Pumpjack Blowout: The Blog

Cave ghosts and monuments

The Oregon Caves are no place for taphophobes — those who have an acute fear of being buried alive.

Early on in the tour that took us deep inside the namesake caves, the ranger turned off the lights, sheathed his flashlight and let us experience the utter, absolute darkness.

We were hundreds of feet below the surface of the earth, and far from the already-tenuous fading light of day, so the effect was memorable — it was terrifying, and also oddly liberating.

The ranger wasn’t tormenting us, he was simply illustrating how the discoverer of the caves might have felt as his last sulfur match flickered out, leaving him stranded in the inky blackness with no sense of direction, lost and alone in the bowels of the mountain in complete silence other than the trickle of the underground stream. (Spoiler alert: the stream saved him; he made it out by following the creek.)

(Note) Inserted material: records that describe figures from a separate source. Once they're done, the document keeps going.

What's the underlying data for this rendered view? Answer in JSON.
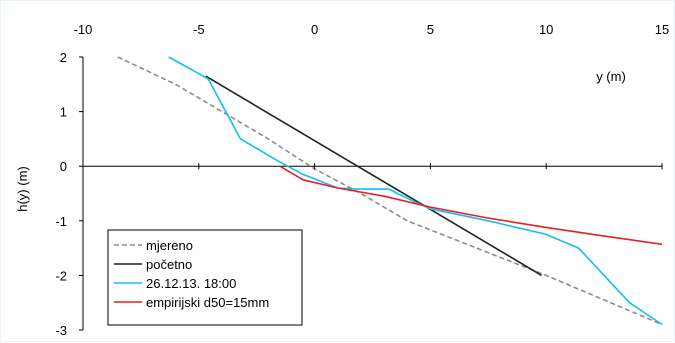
{
  "chart_data": {
    "type": "line",
    "xlabel": "y (m)",
    "ylabel": "h(y)  (m)",
    "xlim": [
      -10,
      15
    ],
    "ylim": [
      -3,
      2
    ],
    "x_ticks": [
      -10,
      -5,
      0,
      5,
      10,
      15
    ],
    "y_ticks": [
      -3,
      -2,
      -1,
      0,
      1,
      2
    ],
    "x_axis_position": "top",
    "grid": false,
    "legend_position": "bottom-left",
    "series": [
      {
        "name": "mjereno",
        "color": "#8c8c8c",
        "dash": "dashed",
        "x": [
          -8.5,
          -6,
          -4,
          -2,
          0,
          2,
          4,
          10,
          15
        ],
        "y": [
          2.0,
          1.5,
          1.0,
          0.5,
          -0.05,
          -0.5,
          -1.0,
          -2.0,
          -2.9
        ]
      },
      {
        "name": "početno",
        "color": "#222222",
        "dash": "solid",
        "x": [
          -4.7,
          9.8
        ],
        "y": [
          1.65,
          -2.0
        ]
      },
      {
        "name": "26.12.13. 18:00",
        "color": "#10c0ee",
        "dash": "solid",
        "x": [
          -6.3,
          -4.6,
          -3.2,
          -1.6,
          -0.5,
          1.0,
          1.8,
          3.2,
          4.3,
          5.0,
          7.5,
          10.0,
          11.4,
          13.6,
          15.0
        ],
        "y": [
          2.0,
          1.6,
          0.5,
          0.1,
          -0.15,
          -0.4,
          -0.42,
          -0.42,
          -0.65,
          -0.78,
          -1.0,
          -1.25,
          -1.5,
          -2.5,
          -2.9
        ]
      },
      {
        "name": "empirijski d50=15mm",
        "color": "#e82020",
        "dash": "solid",
        "x": [
          -1.5,
          -0.5,
          1.0,
          3.0,
          5.0,
          7.5,
          10.0,
          12.5,
          15.0
        ],
        "y": [
          0.0,
          -0.25,
          -0.4,
          -0.55,
          -0.75,
          -0.95,
          -1.12,
          -1.28,
          -1.43
        ]
      }
    ]
  }
}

Oregon Caves is a not-very-well-known park and national monument. It’s far from the nearest tiny town (Cave Junction), surrounded by dense forest and steep mountains, has it’s very own river Styx (albeit, a tiny version of the original, which also flows right through the dining room in the main lodge) and — not surprisingly — is a hotbed of paranormal activity.

After our ranger friend brought back the lights, we returned gratefully to the surface — slipping and duck-walking past pale stalactites and stalagmites looming like grotesques in the stygian darkness — and debouched to the Chateau for the night.

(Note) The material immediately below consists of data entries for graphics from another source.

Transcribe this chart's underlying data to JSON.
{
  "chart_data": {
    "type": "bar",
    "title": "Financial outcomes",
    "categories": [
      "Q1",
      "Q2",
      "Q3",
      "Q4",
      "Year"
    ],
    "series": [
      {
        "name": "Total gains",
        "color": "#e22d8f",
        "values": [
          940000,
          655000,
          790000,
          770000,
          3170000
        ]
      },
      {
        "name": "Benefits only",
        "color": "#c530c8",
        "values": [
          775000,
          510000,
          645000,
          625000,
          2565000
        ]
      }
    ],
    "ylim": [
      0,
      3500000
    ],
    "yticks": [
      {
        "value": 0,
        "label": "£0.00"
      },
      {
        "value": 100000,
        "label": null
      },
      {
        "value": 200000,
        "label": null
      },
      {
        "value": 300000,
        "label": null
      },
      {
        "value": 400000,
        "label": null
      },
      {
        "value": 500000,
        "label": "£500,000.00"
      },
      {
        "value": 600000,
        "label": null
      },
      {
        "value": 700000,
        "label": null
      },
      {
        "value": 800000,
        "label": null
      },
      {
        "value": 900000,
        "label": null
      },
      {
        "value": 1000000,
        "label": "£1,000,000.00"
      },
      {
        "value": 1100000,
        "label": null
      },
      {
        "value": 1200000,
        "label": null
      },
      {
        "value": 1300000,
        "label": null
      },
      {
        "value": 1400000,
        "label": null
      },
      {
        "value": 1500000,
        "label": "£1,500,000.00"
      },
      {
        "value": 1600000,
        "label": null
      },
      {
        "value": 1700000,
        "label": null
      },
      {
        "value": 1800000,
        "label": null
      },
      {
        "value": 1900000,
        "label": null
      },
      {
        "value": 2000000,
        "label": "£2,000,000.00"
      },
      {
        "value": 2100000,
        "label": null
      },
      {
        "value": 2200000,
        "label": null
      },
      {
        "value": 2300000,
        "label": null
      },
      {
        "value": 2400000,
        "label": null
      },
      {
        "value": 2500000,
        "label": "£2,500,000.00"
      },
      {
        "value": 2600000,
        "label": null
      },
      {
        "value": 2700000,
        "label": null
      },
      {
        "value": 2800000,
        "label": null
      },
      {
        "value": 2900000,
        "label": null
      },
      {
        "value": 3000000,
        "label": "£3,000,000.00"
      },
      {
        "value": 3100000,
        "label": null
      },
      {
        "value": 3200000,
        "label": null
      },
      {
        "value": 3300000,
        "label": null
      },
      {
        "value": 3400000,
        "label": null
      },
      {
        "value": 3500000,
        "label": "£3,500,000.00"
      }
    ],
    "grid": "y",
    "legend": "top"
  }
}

The Chateau, a grand old lodge constructed in the 1930s, seems to be built of shadows, creaks and plenty of old burnished timber. There, in front of a roaring fire with drinks in hand and the rest of the guests mysteriously absent, the desk clerk regaled us with stories of Bigfoot sightings, the haunted house she lives in and, of course, the resident Chateau ghost: Elizabeth.

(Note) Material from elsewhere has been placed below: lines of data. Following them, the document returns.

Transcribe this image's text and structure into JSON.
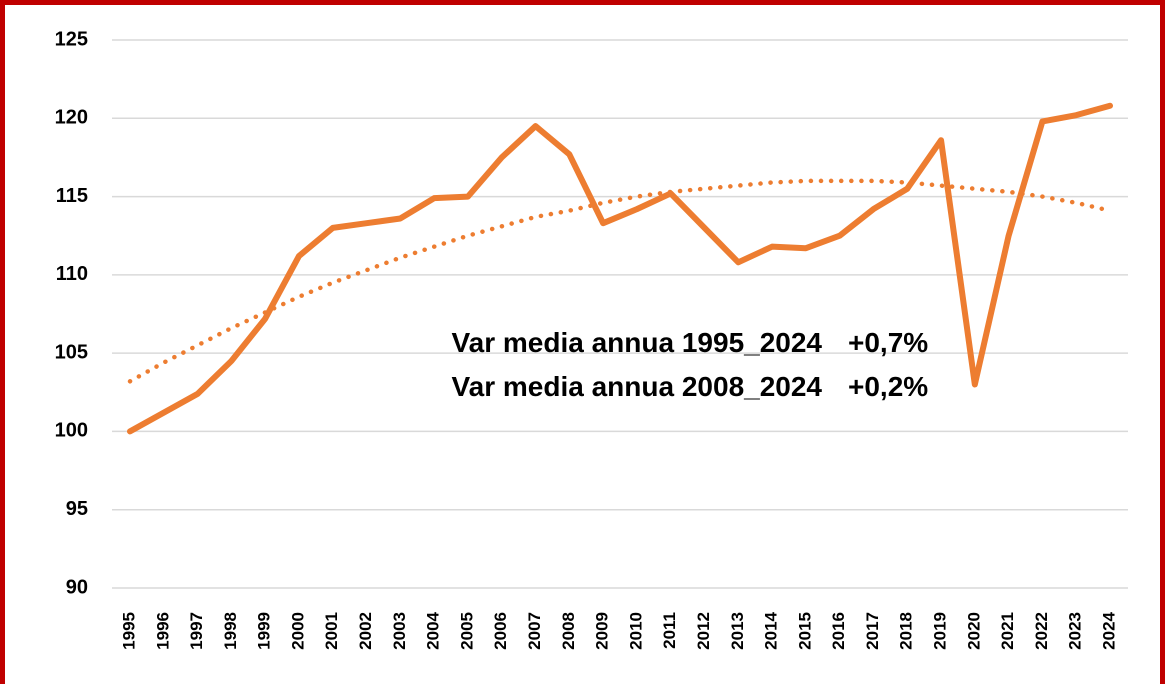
{
  "chart_data": {
    "type": "line",
    "categories": [
      "1995",
      "1996",
      "1997",
      "1998",
      "1999",
      "2000",
      "2001",
      "2002",
      "2003",
      "2004",
      "2005",
      "2006",
      "2007",
      "2008",
      "2009",
      "2010",
      "2011",
      "2012",
      "2013",
      "2014",
      "2015",
      "2016",
      "2017",
      "2018",
      "2019",
      "2020",
      "2021",
      "2022",
      "2023",
      "2024"
    ],
    "series": [
      {
        "color": "#ed7d31",
        "style": "solid",
        "values": [
          100,
          101.2,
          102.4,
          104.5,
          107.2,
          111.2,
          113.0,
          113.3,
          113.6,
          114.9,
          115.0,
          117.5,
          119.5,
          117.7,
          113.3,
          114.2,
          115.2,
          113.0,
          110.8,
          111.8,
          111.7,
          112.5,
          114.2,
          115.5,
          118.6,
          103.0,
          112.5,
          119.8,
          120.2,
          120.8
        ]
      },
      {
        "color": "#ed7d31",
        "style": "dotted",
        "values": [
          103.2,
          104.4,
          105.5,
          106.6,
          107.6,
          108.6,
          109.5,
          110.3,
          111.1,
          111.8,
          112.5,
          113.1,
          113.7,
          114.1,
          114.6,
          115.0,
          115.3,
          115.5,
          115.7,
          115.9,
          116.0,
          116.0,
          116.0,
          115.9,
          115.7,
          115.5,
          115.3,
          115.0,
          114.6,
          114.1
        ]
      }
    ],
    "ylim": [
      90,
      125
    ],
    "yticks": [
      90,
      95,
      100,
      105,
      110,
      115,
      120,
      125
    ],
    "grid": true,
    "annotations": [
      {
        "text": "Var media annua 1995_2024",
        "value": "+0,7%"
      },
      {
        "text": "Var media annua 2008_2024",
        "value": "+0,2%"
      }
    ]
  }
}
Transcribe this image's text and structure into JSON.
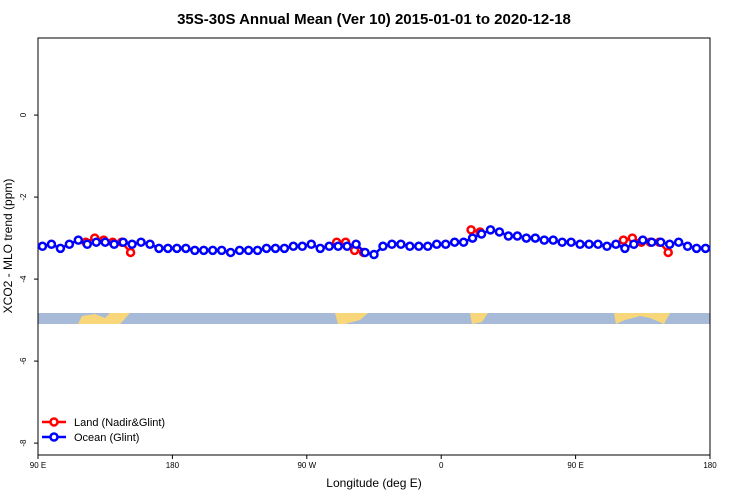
{
  "chart_data": {
    "type": "line",
    "title": "35S-30S Annual Mean (Ver 10)   2015-01-01 to 2020-12-18",
    "x_label": "Longitude (deg E)",
    "y_label": "XCO2 - MLO trend (ppm)",
    "xlim": [
      90,
      540
    ],
    "xticks": [
      {
        "value": 90,
        "label": "90 E"
      },
      {
        "value": 180,
        "label": "180"
      },
      {
        "value": 270,
        "label": "90 W"
      },
      {
        "value": 360,
        "label": "0"
      },
      {
        "value": 450,
        "label": "90 E"
      },
      {
        "value": 540,
        "label": "180"
      }
    ],
    "ylim": [
      -8.29,
      1.88
    ],
    "yticks": [
      -8,
      -6,
      -4,
      -2,
      0
    ],
    "legend": "bottom-left",
    "series": [
      {
        "name": "Land (Nadir&Glint)",
        "color": "#ff0000",
        "x": [
          122,
          128,
          134,
          140,
          146,
          152,
          170,
          290,
          296,
          302,
          308,
          340,
          380,
          386,
          430,
          482,
          488,
          494,
          500,
          506,
          512
        ],
        "values": [
          -3.1,
          -3.0,
          -3.05,
          -3.1,
          -3.1,
          -3.35,
          null,
          -3.1,
          -3.1,
          -3.3,
          -3.35,
          null,
          -2.8,
          -2.85,
          null,
          -3.05,
          -3.0,
          -3.1,
          -3.1,
          -3.1,
          -3.35
        ]
      },
      {
        "name": "Ocean (Glint)",
        "color": "#0000ff",
        "x": [
          93,
          99,
          105,
          111,
          117,
          123,
          129,
          135,
          141,
          147,
          153,
          159,
          165,
          171,
          177,
          183,
          189,
          195,
          201,
          207,
          213,
          219,
          225,
          231,
          237,
          243,
          249,
          255,
          261,
          267,
          273,
          279,
          285,
          291,
          297,
          303,
          309,
          315,
          321,
          327,
          333,
          339,
          345,
          351,
          357,
          363,
          369,
          375,
          381,
          387,
          393,
          399,
          405,
          411,
          417,
          423,
          429,
          435,
          441,
          447,
          453,
          459,
          465,
          471,
          477,
          483,
          489,
          495,
          501,
          507,
          513,
          519,
          525,
          531,
          537
        ],
        "values": [
          -3.2,
          -3.15,
          -3.25,
          -3.15,
          -3.05,
          -3.15,
          -3.1,
          -3.1,
          -3.15,
          -3.1,
          -3.15,
          -3.1,
          -3.15,
          -3.25,
          -3.25,
          -3.25,
          -3.25,
          -3.3,
          -3.3,
          -3.3,
          -3.3,
          -3.35,
          -3.3,
          -3.3,
          -3.3,
          -3.25,
          -3.25,
          -3.25,
          -3.2,
          -3.2,
          -3.15,
          -3.25,
          -3.2,
          -3.2,
          -3.2,
          -3.15,
          -3.35,
          -3.4,
          -3.2,
          -3.15,
          -3.15,
          -3.2,
          -3.2,
          -3.2,
          -3.15,
          -3.15,
          -3.1,
          -3.1,
          -3.0,
          -2.9,
          -2.8,
          -2.85,
          -2.95,
          -2.95,
          -3.0,
          -3.0,
          -3.05,
          -3.05,
          -3.1,
          -3.1,
          -3.15,
          -3.15,
          -3.15,
          -3.2,
          -3.15,
          -3.25,
          -3.15,
          -3.05,
          -3.1,
          -3.1,
          -3.15,
          -3.1,
          -3.2,
          -3.25,
          -3.25
        ]
      }
    ]
  }
}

Elizabeth isn’t the only ghost, of course, she’s just the most active.

A lady in blue, Elizabeth is reportedly the ethereal remains of a young bride who, while on her honeymoon, found her betrothed in bed in the sweaty, amorous embrace of a chambermaid. The distraught young bride acted quickly, tragically and definitively — she leapt from their window on the upper floor to die, heart- and neck-broken, in the gully below.

Or, alternatively, she slit her wrists in a nice warm bath.

We’ll never know for sure; there’s no corroborating proof — no police report, no media coverage, no death certificate. All we do know is that a ghost named Elizabeth — a pretty, mournful young blonde — roams the halls.

Our desk clerk saw her many times.

The maids have seen her too, perhaps a bit nervously given the vocation of the original temptress. They say she bangs closet doors, unmakes beds and leaves once neatly folded towels strewn across the floors, and all behind locked doors.

The people working in the kitchen have seen her the most often. She’s apparently quite active in the kitchen, banging pots and pans in the wee hours of the night, rattling doors and making soufflés fall. They even have an image of her, captured in some random photo of a storage area, her sad, innocent face, blonde curls and period clothing clearly visible in an impossible reflection. The picture is in the big book of hauntings behind the front desk.

Guests have seen her too, of course. One little girl — and we all know children are more disposed to the sense the supernatural — crayon-sketched her in in convincing and pants-wettingly terrifying detail, and left it behind for others to see. Also in the big book.

We didn’t see her. To be fair, she died in room 309, or maybe 310, and we were in 201. And truthfully, I thought I was going to see her and didn’t really want to. I got a little freaked out by all the darkness, the spooky talk, the murder home where the desk clerk lived, the Bigfoot stuff and the gift shop clerk cheerfully describing how yetis dismembered people in the Himalayas. And when we were talking about Elizabeth, the ghost detector app on my phone went nuts.

By the time we got back in our room, I was rattled and filled with a sense of dread, expecting to see Elizabeth peering out at me piteously from inside the mirror, or feel her cold, insistent pinches to my feet (one of her favorite mean tricks, apparently).

In that state of mind, sleep — when it was most needed to insulate me from my own paranoia — didn’t come easily and the (probably) natural noises of the ancient building took on a sinister tone. And there were plenty of noises. The merest vibration, the travels of a spider across the ceiling for example, was enough to start the whole building vibrating and trembling. The flush of a toilet upstairs sent a cascade of water flooding throughout the entire Chateau. The steam heat on a cold October night knocked the pipes like the Devil’s own marimba band.

The situation could not have been spookier, and yet, still no Elizabeth.

By the light of day, I was both relieved to be alive and disappointed we hadn’t seen a ghost.

But I wasn’t disappointed about the visit. Regardless of the scarcity of ghosts, Oregon Caves is an amazing national monument. Best of all was that moment when the lights went out deep below the surface of the mountains, below the roots of trees, below even the remains of the dead. We experienced a silence and a darkness and an aloneness that felt a little bit like death. We may not have seen Elizabeth, but just for a few seconds, we ventured for a moment into her world. Luckily, we didn’t have to stay there long.